Moon vows to strengthen regional gov’t autonomy
“I will push forward with the constitutional amendment to achieve regional autonomy,” Moon said, reiterating his promise to treat the heads of metropolitan cities and provinces as importantly as cabinet ministers.
Moon announced plans in August to hold a June referendum to amend the Constitution. At the time, he urged the National Assembly to make an amendment bill, adding that the government can also draft a bill if the legislature fails to create a plan in time.
But even with the local election on June 13 drawing near, progress has been slow, with lawmakers split over how to replace the current five-year, single-term presidency.
In his speech on Thursday, Moon said the amendment will give local governments independence in legislative, administrative, fiscal and welfare powers.
He also promised other measures to hand over the central government’s powers to local governments and strengthen their fiscal independence. He promised to allow local governments the ability to levy higher taxes by revising the ratio between state tax and local tax from 8:2 to 7:3, and eventually to 6:4. Local governments were also promised more police and education autonomy.
Moon also noted that the country’s 22-year history of regional autonomy has produced significant political advancement.
“Regional leaders who started their careers through local elections have become great politicians,” he said, reminding the public that local government heads ran in ruling and opposition parties’ presidential primaries this year.

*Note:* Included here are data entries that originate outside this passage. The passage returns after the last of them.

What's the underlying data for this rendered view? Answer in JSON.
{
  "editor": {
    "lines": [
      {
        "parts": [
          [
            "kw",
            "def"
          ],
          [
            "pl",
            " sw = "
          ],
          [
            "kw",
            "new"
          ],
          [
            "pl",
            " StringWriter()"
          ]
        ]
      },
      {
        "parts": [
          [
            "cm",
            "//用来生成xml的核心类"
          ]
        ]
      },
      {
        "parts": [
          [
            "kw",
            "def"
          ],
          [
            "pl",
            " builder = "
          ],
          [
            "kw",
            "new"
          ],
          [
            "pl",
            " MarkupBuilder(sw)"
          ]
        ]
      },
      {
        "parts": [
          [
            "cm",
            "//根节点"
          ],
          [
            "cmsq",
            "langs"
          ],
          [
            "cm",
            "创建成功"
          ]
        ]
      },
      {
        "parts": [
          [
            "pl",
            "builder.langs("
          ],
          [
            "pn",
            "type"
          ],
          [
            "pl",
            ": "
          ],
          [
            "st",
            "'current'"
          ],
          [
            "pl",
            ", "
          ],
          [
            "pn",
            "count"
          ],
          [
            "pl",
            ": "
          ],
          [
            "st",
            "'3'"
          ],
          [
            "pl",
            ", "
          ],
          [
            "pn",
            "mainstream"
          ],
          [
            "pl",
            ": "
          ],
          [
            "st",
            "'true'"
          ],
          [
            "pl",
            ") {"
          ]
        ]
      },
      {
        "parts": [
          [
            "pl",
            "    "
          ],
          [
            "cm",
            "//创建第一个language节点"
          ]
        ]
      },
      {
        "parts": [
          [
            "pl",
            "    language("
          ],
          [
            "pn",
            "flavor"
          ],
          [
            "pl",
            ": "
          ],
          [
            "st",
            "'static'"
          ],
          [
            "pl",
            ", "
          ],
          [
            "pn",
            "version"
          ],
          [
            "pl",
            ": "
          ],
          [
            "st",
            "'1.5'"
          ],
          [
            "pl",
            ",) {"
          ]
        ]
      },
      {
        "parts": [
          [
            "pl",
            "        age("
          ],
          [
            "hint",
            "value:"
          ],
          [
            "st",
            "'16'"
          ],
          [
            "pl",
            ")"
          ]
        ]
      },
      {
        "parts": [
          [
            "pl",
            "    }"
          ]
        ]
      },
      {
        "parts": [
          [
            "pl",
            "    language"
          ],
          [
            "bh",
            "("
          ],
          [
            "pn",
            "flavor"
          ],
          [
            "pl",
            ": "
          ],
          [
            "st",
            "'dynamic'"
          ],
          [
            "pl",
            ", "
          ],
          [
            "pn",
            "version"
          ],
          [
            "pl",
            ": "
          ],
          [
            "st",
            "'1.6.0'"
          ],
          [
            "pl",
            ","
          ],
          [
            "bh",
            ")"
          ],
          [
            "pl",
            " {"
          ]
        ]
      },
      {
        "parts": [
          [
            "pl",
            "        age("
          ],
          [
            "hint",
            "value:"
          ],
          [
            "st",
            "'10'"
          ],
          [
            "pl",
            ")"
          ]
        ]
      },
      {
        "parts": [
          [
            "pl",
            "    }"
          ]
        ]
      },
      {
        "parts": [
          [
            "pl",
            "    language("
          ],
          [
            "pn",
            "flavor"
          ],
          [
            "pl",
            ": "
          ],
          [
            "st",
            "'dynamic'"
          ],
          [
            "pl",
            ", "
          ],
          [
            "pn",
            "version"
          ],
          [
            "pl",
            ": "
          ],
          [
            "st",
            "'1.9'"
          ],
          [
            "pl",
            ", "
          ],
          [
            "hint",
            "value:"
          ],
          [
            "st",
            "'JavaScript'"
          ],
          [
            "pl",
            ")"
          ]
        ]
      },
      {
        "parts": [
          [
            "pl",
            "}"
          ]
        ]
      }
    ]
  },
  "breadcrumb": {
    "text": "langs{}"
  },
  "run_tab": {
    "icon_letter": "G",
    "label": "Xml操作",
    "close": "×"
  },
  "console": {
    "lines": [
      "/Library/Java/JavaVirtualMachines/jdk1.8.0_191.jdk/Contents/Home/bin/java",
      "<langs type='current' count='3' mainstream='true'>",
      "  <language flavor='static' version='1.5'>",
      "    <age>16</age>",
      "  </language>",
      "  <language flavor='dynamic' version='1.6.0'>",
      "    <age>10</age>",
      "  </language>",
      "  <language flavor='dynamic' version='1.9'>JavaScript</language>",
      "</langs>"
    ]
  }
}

Ahead of the ceremony, Moon met with 17 leaders of the metropolitan cities and provinces. It was his second meeting with local government leaders, after one at the Blue House in June, shortly after he took office in May.
The visit to Yeosu marks Moon’s fifth visit to the Jeolla region since taking office in May and his second visit this week alone, after visiting Gwangju on Wednesday to throw the ceremonial first pitch at the opening game of the Korean Series.
Frequent presidential visits to Jeolla are usually related to June local elections, and Moon is no exception.
He won overwhelming victories in Gwangju and South and North Jeolla during the May presidential election.
The People’s Party, which secured 40 seats largely based on the Jeolla voters’ backing in the 2016 legislative election, is currently split over its Chairman Ahn Cheol-soo’s push to merge with the conservative Bareun Party. Veteran lawmakers with strong ties to the region protested the plan, threatening to quit the party.
If they join the Democratic Party, Moon’s ruling party will be closer to securing a majority in the 299-member legislature. It currently has 121 lawmakers.